Jardins Secrets, le blog

Une évasion bucolique et originale sur 7000m2. Ouvert 7j/7 du 9 avril au 8 octobre 2017



Le blog de Nicole

Le héron, la grenouille, la cétoine et la rose





Le héron, la grenouille, la cétoine et la rose
Il y a des livres que j’amène en ballade pour les déguster au soleil, comme des friandises.
Je glisse dans mon sac à dos recueil de fables, poèmes, réflexions, récits brefs, mais longs en bouche, comme du bon vin.
Pas de règles, pas d’instructions techniques, pas d’intrigue, juste de l’émotion et de la sagesse. C’est mon florilège intime et j’y pénètre comme dans un jardin pour y divaguer à mon aise.
J’aime lire et relire les écrivains dont les ouvrages peuvent s’ouvrir au soleil et se fondre dans le grand paysage.
Pour me tenir compagnie à la campagne, j’apprécie encore et toujours Jean de la Fontaine. Il y a tout en lui. Il nous apprend à vivre et à mourir. C’est truculent, édifiant, poétique et tonique.
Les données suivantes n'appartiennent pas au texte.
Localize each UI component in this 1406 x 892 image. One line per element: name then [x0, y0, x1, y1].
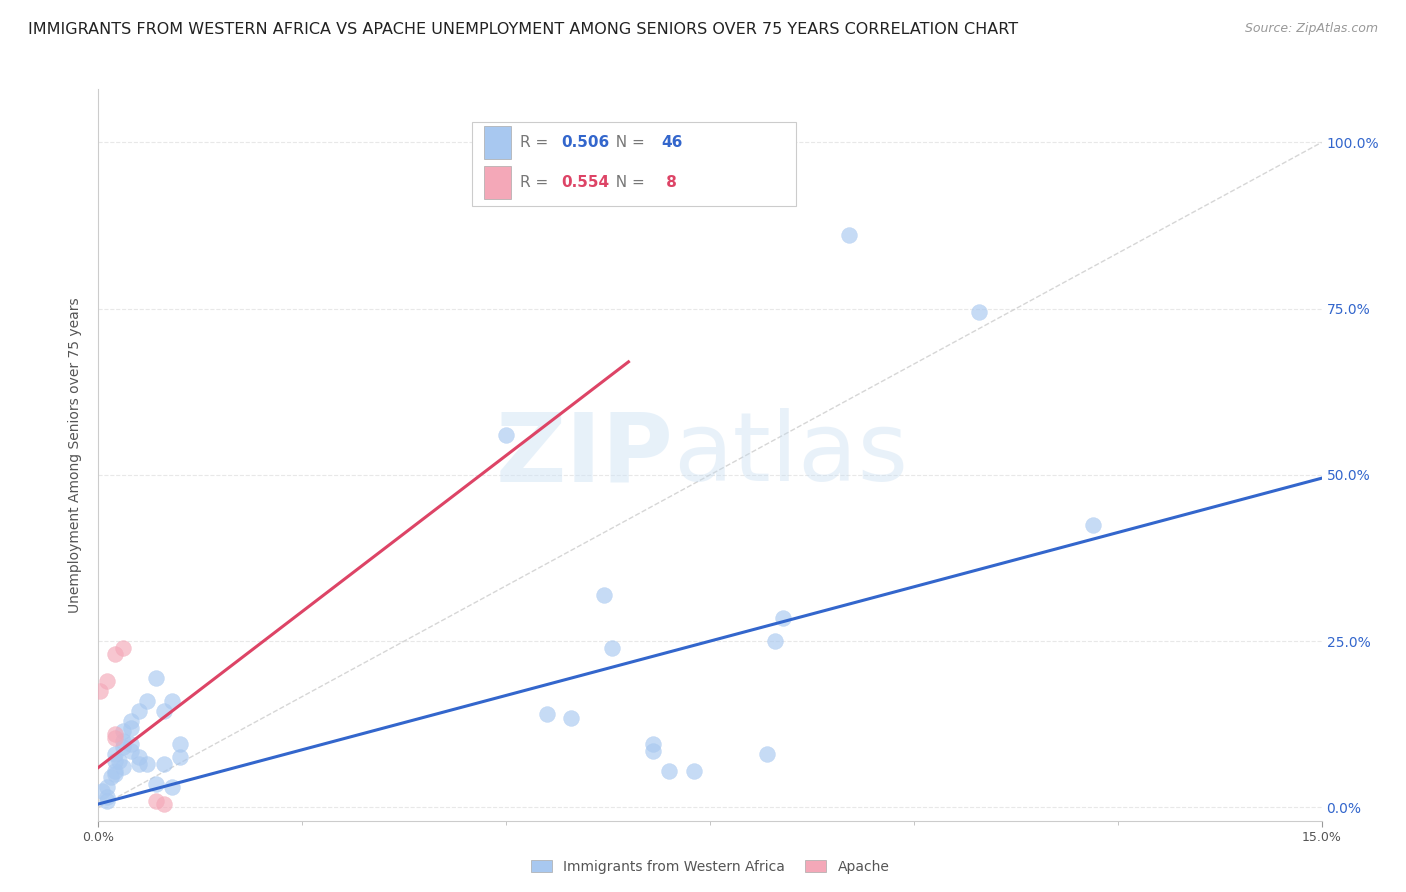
Point: [641, 744, 664, 758]
Point: [96, 673, 118, 688]
Point: [104, 727, 127, 741]
Point: [128, 704, 150, 718]
Point: [145, 777, 167, 791]
Point: [495, 428, 517, 442]
Text: 0.554: 0.554: [561, 175, 609, 190]
Point: [104, 764, 127, 778]
Point: [145, 671, 167, 685]
Text: R =: R =: [520, 135, 554, 150]
Point: [641, 737, 664, 751]
Text: 46: 46: [661, 135, 682, 150]
Point: [120, 737, 142, 751]
Point: [145, 794, 167, 808]
Point: [104, 648, 127, 662]
FancyBboxPatch shape: [484, 166, 510, 199]
Point: [763, 634, 786, 648]
Point: [160, 780, 183, 795]
Text: N =: N =: [606, 175, 650, 190]
Point: [756, 747, 779, 761]
Point: [104, 747, 127, 761]
Point: [128, 750, 150, 764]
Point: [96, 780, 118, 795]
Point: [560, 710, 582, 724]
Point: [96, 790, 118, 805]
Text: IMMIGRANTS FROM WESTERN AFRICA VS APACHE UNEMPLOYMENT AMONG SENIORS OVER 75 YEAR: IMMIGRANTS FROM WESTERN AFRICA VS APACHE…: [28, 22, 1018, 37]
Point: [838, 228, 860, 243]
Point: [111, 640, 134, 655]
Point: [111, 723, 134, 738]
FancyBboxPatch shape: [484, 126, 510, 159]
Point: [108, 754, 131, 768]
Text: ZIP: ZIP: [495, 409, 673, 501]
Point: [593, 588, 616, 602]
Point: [169, 750, 191, 764]
Point: [682, 764, 704, 778]
Point: [120, 721, 142, 735]
Point: [104, 731, 127, 745]
Point: [120, 714, 142, 728]
Point: [91, 783, 114, 797]
Point: [658, 764, 681, 778]
Point: [967, 305, 990, 319]
Text: 8: 8: [661, 175, 676, 190]
Point: [111, 740, 134, 755]
FancyBboxPatch shape: [471, 122, 796, 206]
Point: [111, 760, 134, 774]
Point: [152, 797, 174, 811]
Point: [152, 757, 174, 772]
Point: [536, 707, 558, 722]
Text: Source: ZipAtlas.com: Source: ZipAtlas.com: [1244, 22, 1378, 36]
Point: [96, 794, 118, 808]
Text: N =: N =: [606, 135, 650, 150]
Point: [1083, 517, 1105, 532]
Y-axis label: Unemployment Among Seniors over 75 years: Unemployment Among Seniors over 75 years: [69, 297, 83, 613]
Text: 0.506: 0.506: [561, 135, 609, 150]
Point: [772, 611, 794, 625]
Point: [111, 734, 134, 748]
Text: atlas: atlas: [673, 409, 908, 501]
Point: [136, 757, 159, 772]
Point: [136, 694, 159, 708]
Point: [104, 754, 127, 768]
Point: [89, 684, 111, 698]
Point: [104, 767, 127, 781]
Point: [600, 640, 623, 655]
Text: R =: R =: [520, 175, 554, 190]
Point: [160, 694, 183, 708]
Point: [169, 737, 191, 751]
Point: [128, 757, 150, 772]
Point: [100, 771, 122, 785]
Point: [120, 744, 142, 758]
Legend: Immigrants from Western Africa, Apache: Immigrants from Western Africa, Apache: [526, 855, 894, 880]
Point: [152, 704, 174, 718]
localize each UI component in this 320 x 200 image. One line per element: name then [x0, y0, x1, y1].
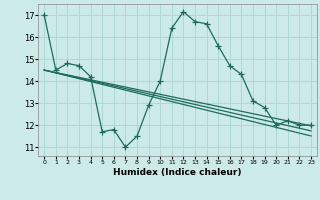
X-axis label: Humidex (Indice chaleur): Humidex (Indice chaleur): [113, 168, 242, 177]
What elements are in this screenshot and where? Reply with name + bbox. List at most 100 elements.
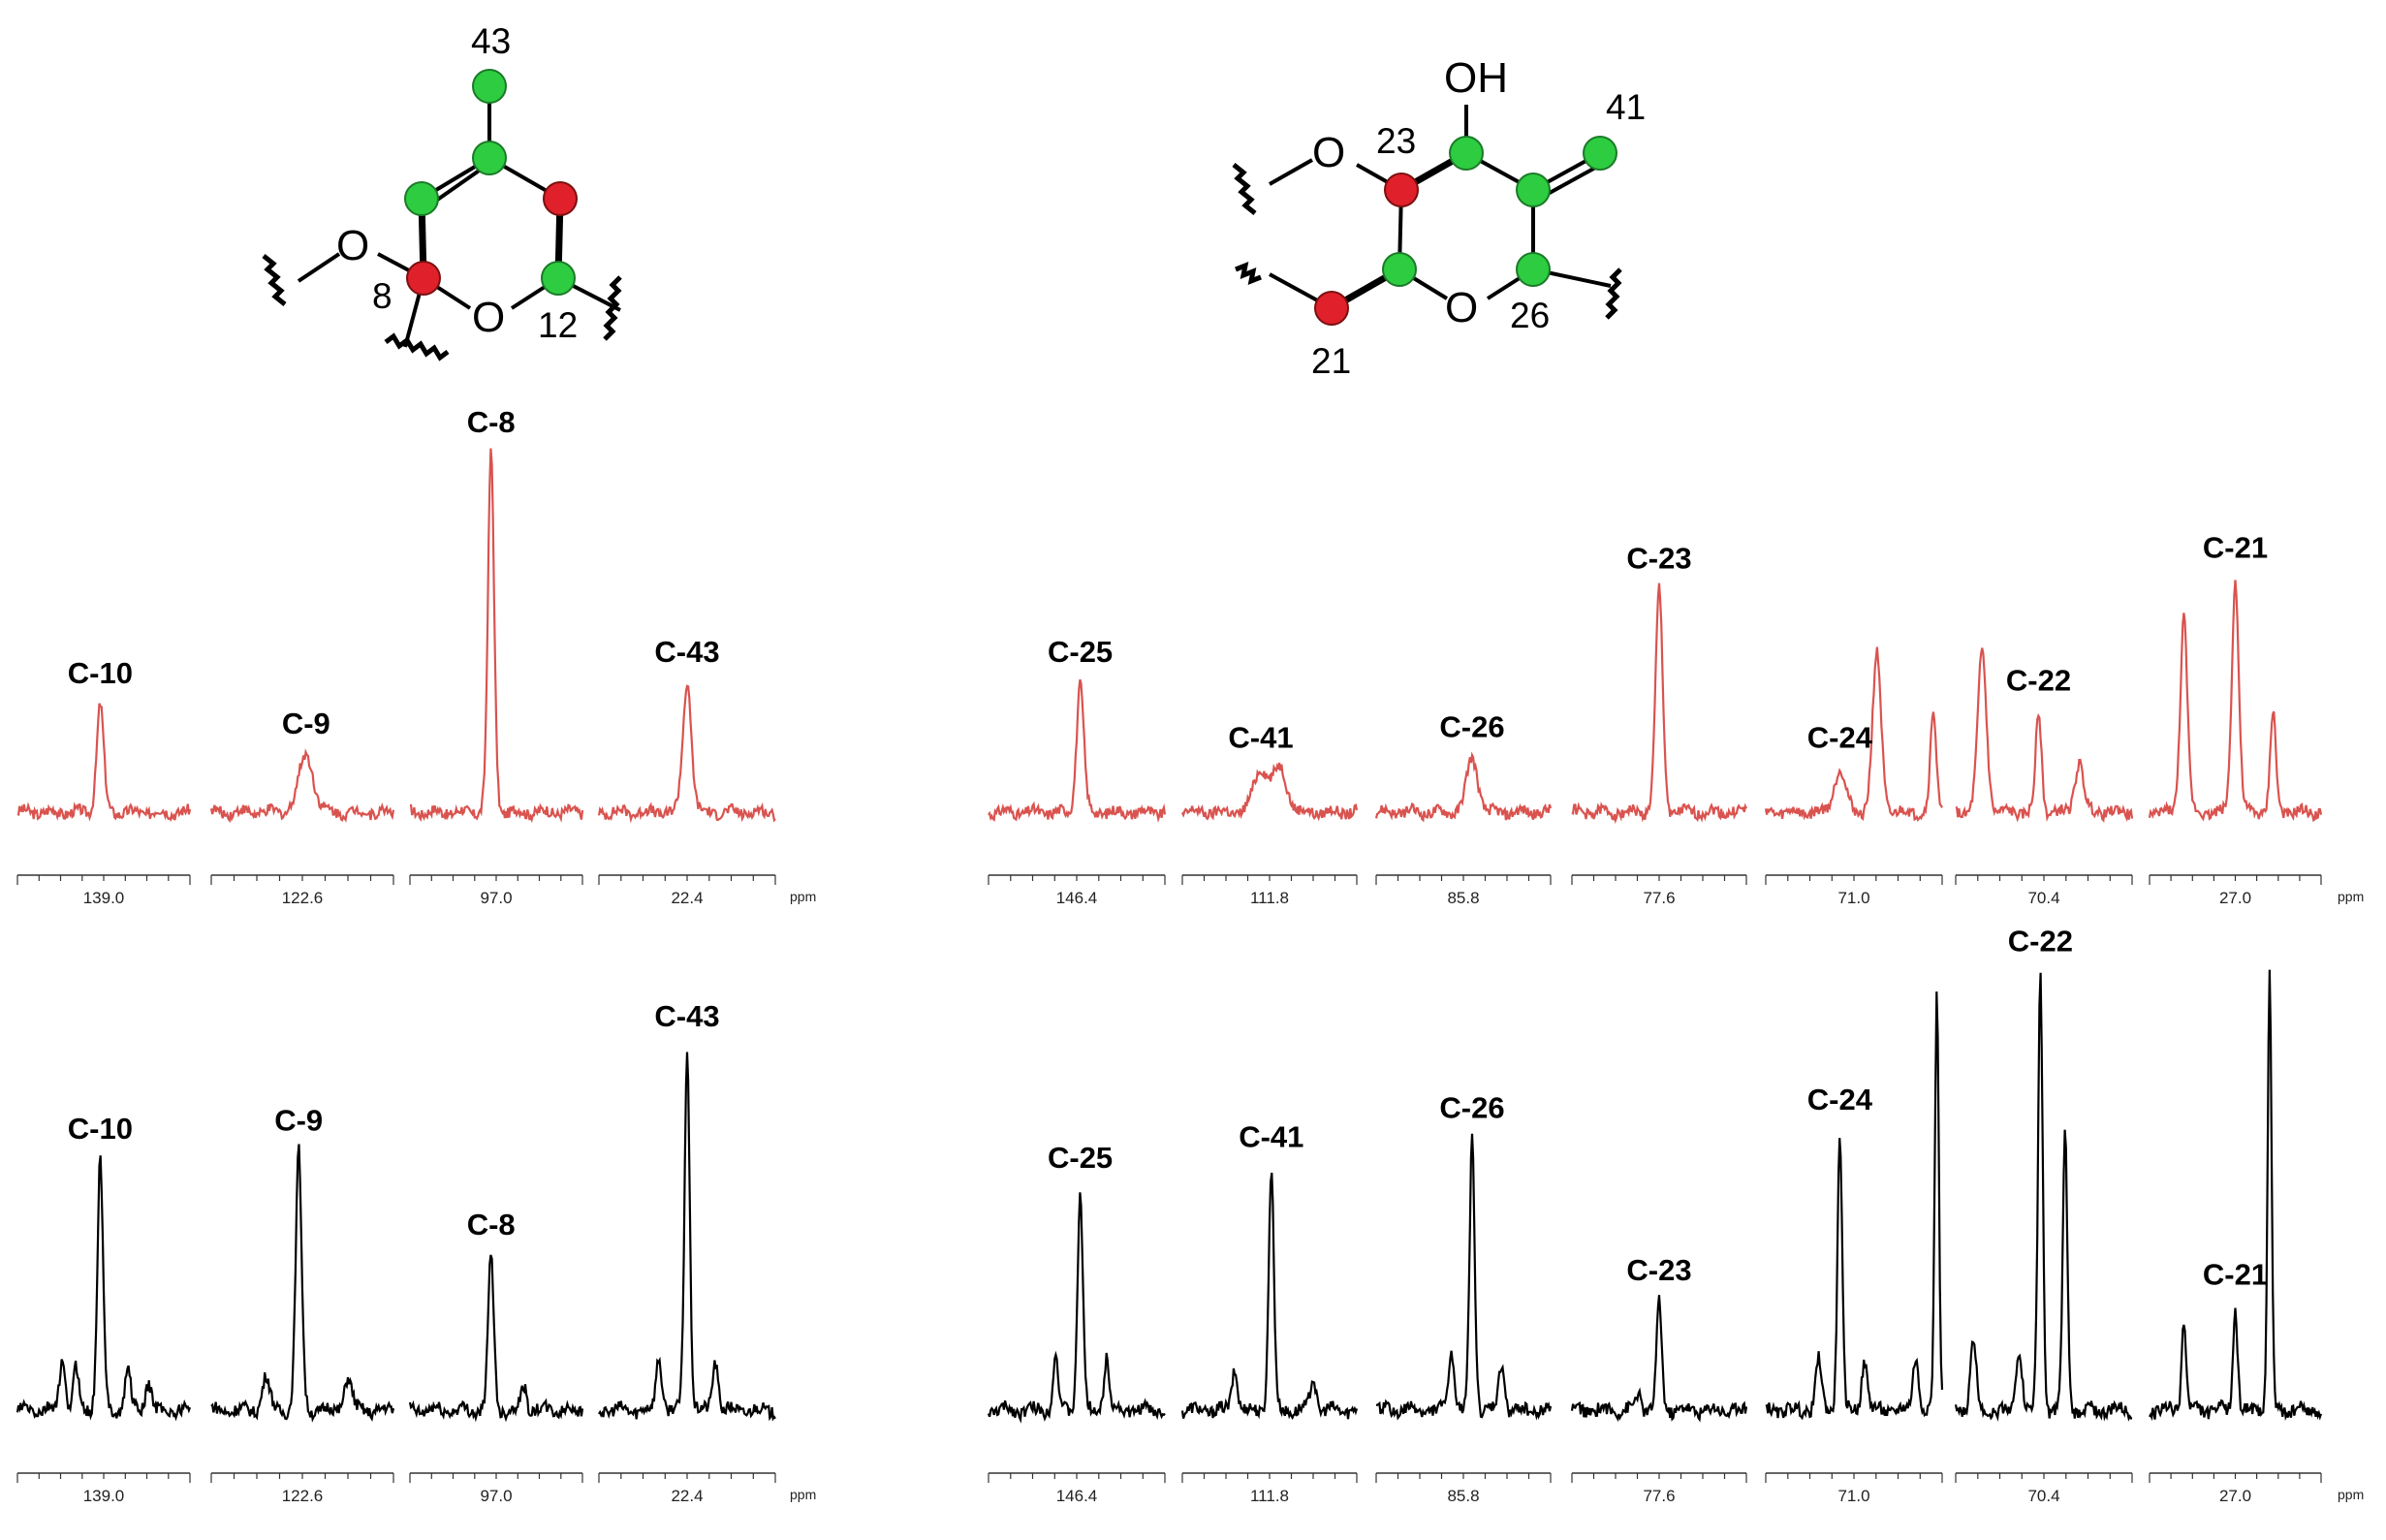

Hélas, ces petites merveilles sont de plus en plus reléguées au rang des accessoires démodés et les écoliers d’aujourd’hui ne trouveront plus l’écho de ces leçons de vie dans leur mémoire d’adultes.
A part mes « grands classiques », j’aime aussi découvrir les auteurs contemporains. Ainsi j’ai apprécié Jean Pierre Otte dans La vie amoureuse des fleurs dont on fait les parfums, chez Julliard.
Tout au long d’un promenade littéraire et sensuelle, Jean Pierre Otte, en érudit poète, débusque, émerveillé, les secrets d’alcôve de la rose, de la violette, du muguet, du réséda, de la giroflée ou du lilas. Avec subtilité il associe l’érotisme à l’entomologie et la botanique : froufrou de fleur, tutu sucré, salon de velours, chambre de soie, il est le papillon qui pénètre avec délicatesse dans le jardin secret des fleurs qu’il associe volontiers à celui des femmes.
Mais pour être coquin, Jean-Pierre Otte n’en est pas moins philosophe. Il éprouve « un sentiment inexplicable de mélancolie devant la beauté du monde, presqu’une douleur intime et parasite. » « Ne sommes-nous pas », dit-il, « en exil de nos propres existences » ? « Empesés d’idées reçus, enfermés dans des concepts, évoluant aujourd’hui dans des espaces virtuels, nous ne sommes plus au monde mais dans des mondes de substitution où nous sommes, de surcroît, substitués à nous-mêmes… »
A lire, sous un seringa, pour retrouver sa source oubliée.